Autor(en) / Beteiligte

• Su, Liwei
• Zhang, Yifan
• Zhan, Xingyi
• Zhang, Lei
• Zhao, Yizhe
• Zhu, Xiaolan
• Wu, Hao
• Chen, Huan
• Shen, Chaoqi
• Wang, Lianbang

Titel

Pr6O11: Temperature-Dependent Oxygen Vacancy Regulation and Catalytic Performance for Lithium–Oxygen Batteries

Ist Teil von

• ACS applied materials & interfaces, 2022-09, Vol.14 (36), p.40975-40984

Ort / Verlag

American Chemical Society

Erscheinungsjahr

2022

Quelle

Alma/SFX Local Collection

Beschreibungen/Notizen

• Many challenges still exist in lithium–oxygen batteries (LOBs), particularly exploring an efficient catalyst to optimize the reaction pathway and regulate the Li2O2 nucleation. Pr6O11 has a unique 4f electronic structure and the highest oxygen ion mobility among rare earth oxides, exhibiting superior electronic, optical, and chemical properties.

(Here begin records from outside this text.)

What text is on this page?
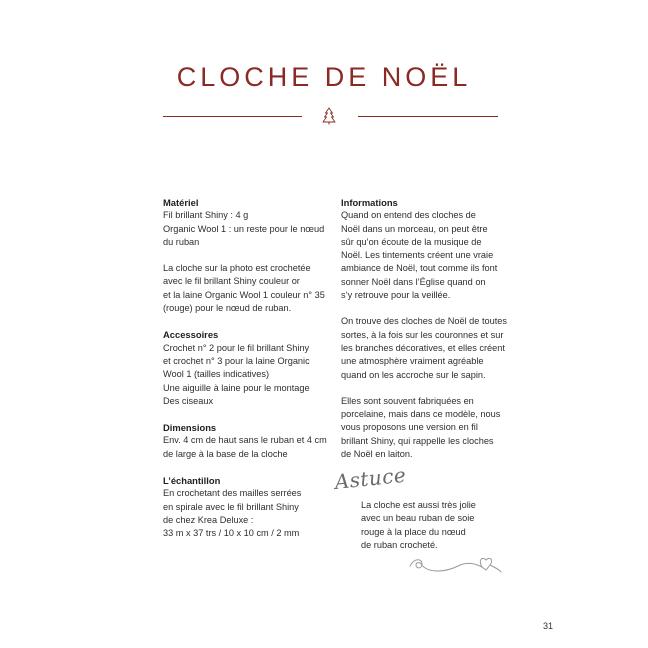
CLOCHE DE NOËL
Matériel

Fil brillant Shiny : 4 g
Organic Wool 1 : un reste pour le nœud
du ruban

La cloche sur la photo est crochetée
avec le fil brillant Shiny couleur or
et la laine Organic Wool 1 couleur n° 35
(rouge) pour le nœud de ruban.

Accessoires

Crochet n° 2 pour le fil brillant Shiny
et crochet n° 3 pour la laine Organic
Wool 1 (tailles indicatives)
Une aiguille à laine pour le montage
Des ciseaux

Dimensions

Env. 4 cm de haut sans le ruban et 4 cm
de large à la base de la cloche

L’échantillon

En crochetant des mailles serrées
en spirale avec le fil brillant Shiny
de chez Krea Deluxe :
33 m x 37 trs / 10 x 10 cm / 2 mm

Informations

Quand on entend des cloches de
Noël dans un morceau, on peut être
sûr qu’on écoute de la musique de
Noël. Les tintements créent une vraie
ambiance de Noël, tout comme ils font
sonner Noël dans l’Église quand on
s’y retrouve pour la veillée.

On trouve des cloches de Noël de toutes
sortes, à la fois sur les couronnes et sur
les branches décoratives, et elles créent
une atmosphère vraiment agréable
quand on les accroche sur le sapin.

Elles sont souvent fabriquées en
porcelaine, mais dans ce modèle, nous
vous proposons une version en fil
brillant Shiny, qui rappelle les cloches
de Noël en laiton.

Astuce
La cloche est aussi très jolie
avec un beau ruban de soie
rouge à la place du nœud
de ruban crocheté.
31
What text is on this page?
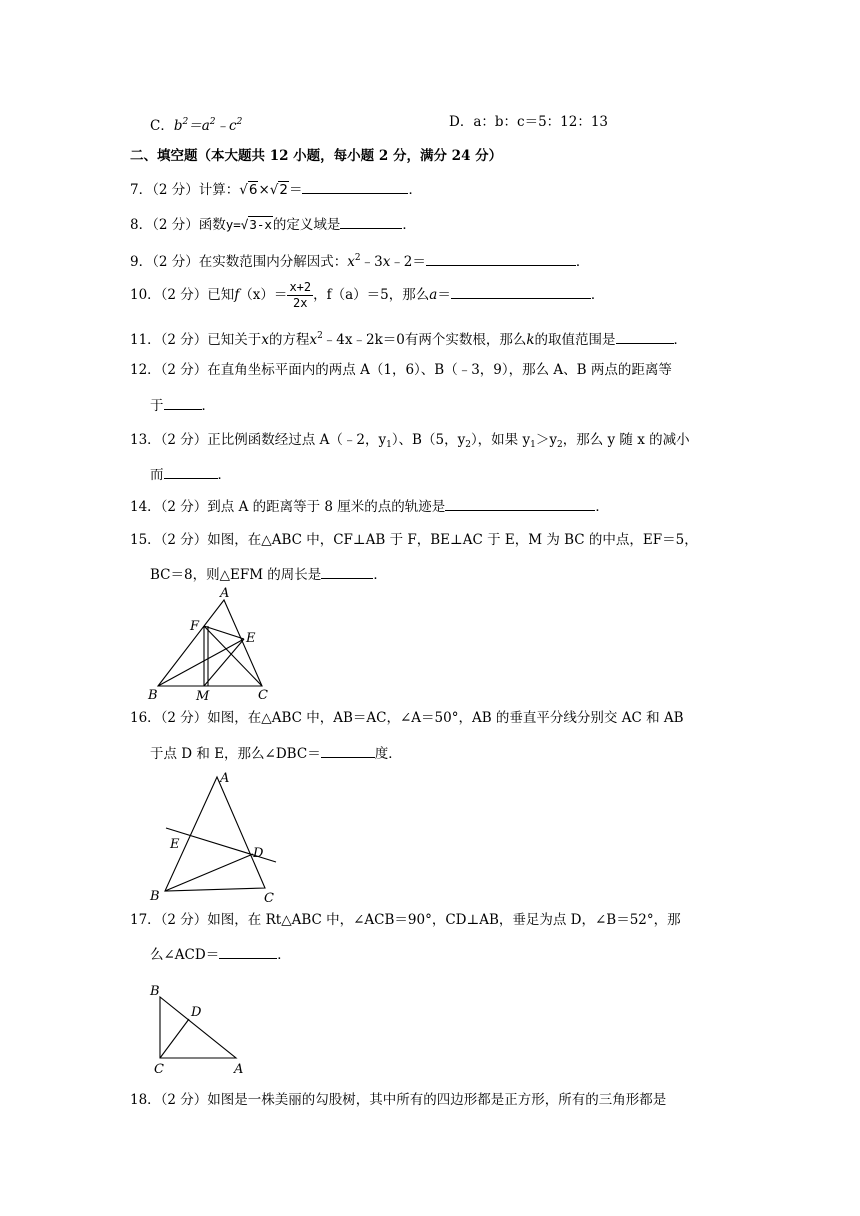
C．$b^2=a^2﹣c^2$	D．a：b：c＝5：12：13
二、填空题（本大题共 12 小题，每小题 2 分，满分 24 分）
7．（2 分）计算：√6×√2＝	．
8．（2 分）函数y=√3-x的定义域是	．
9．（2 分）在实数范围内分解因式：$x^2﹣3x﹣2=$	．
10．（2 分）已知$f(x)= \frac{x+2}{2x}$ ，f（a）＝5，那么a＝	．
11．（2 分）已知关于x的方程$x^2﹣4x﹣2k=0$有两个实数根，那么k的取值范围是	．
12．（2 分）在直角坐标平面内的两点 A（1，6）、B（﹣3，9），那么 A、B 两点的距离等
于	．
13．（2 分）正比例函数经过点 A（﹣2，$y_1$）、B（5，$y_2$），如果 $y_1>y_2$，那么 y 随 x 的减小
而	．
14．（2 分）到点 A 的距离等于 8 厘米的点的轨迹是	．
15．（2 分）如图，在△ABC 中，CF⊥AB 于 F，BE⊥AC 于 E，M 为 BC 的中点，EF＝5，
BC＝8，则△EFM 的周长是	．
A
F
E
B	M	C
16．（2 分）如图，在△ABC 中，AB＝AC，∠A＝50°，AB 的垂直平分线分别交 AC 和 AB
于点 D 和 E，那么∠DBC＝	度．
A
E
D
B	C
17．（2 分）如图，在 Rt△ABC 中，∠ACB＝90°，CD⊥AB，垂足为点 D，∠B＝52°，那
么∠ACD＝	．
B
D
C	A
18．（2 分）如图是一株美丽的勾股树，其中所有的四边形都是正方形，所有的三角形都是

These unique properties might endow it with advanced catalytic activities for LOBs. This work reports two crystal forms of Pr6O11 as novel catalysts and regulates the oxygen vacancy (Vo) concentrations by feasible calcination. Thermogravimetric analysis, X-ray diffraction, and X-ray photoelectron spectroscopy (XPS) confirm the conversion from commercial Pr6O11 to cubic fluorite Pr6O11 and Vo-rich Pr6O11. Photographs, high-resolution transmission electron microscopy, selected area electron diffraction, XPS, and electron paramagnetic resonance robustly demonstrate the temperature-dependent evolution of Vo. Ex situ XPS, scanning electron microscopy, and electrochemical techniques are used to study the catalytic mechanism and electrochemical reversibility. It is found that an appropriate Vo concentration can boost O2 adsorption/desorption, accelerate electron transport, and reduce the reaction energy barrier. Vo-rich Pr6O11 optimizes the reaction pathway by offering an intermediate Li2–x O2 (with metalloid conductivity) and adjusting Li2O2 into vertically staggered nanoflakes, effectively avoiding the suffocation of the catalytic surface and presenting excellent capacity, cycling stability, and rate performance.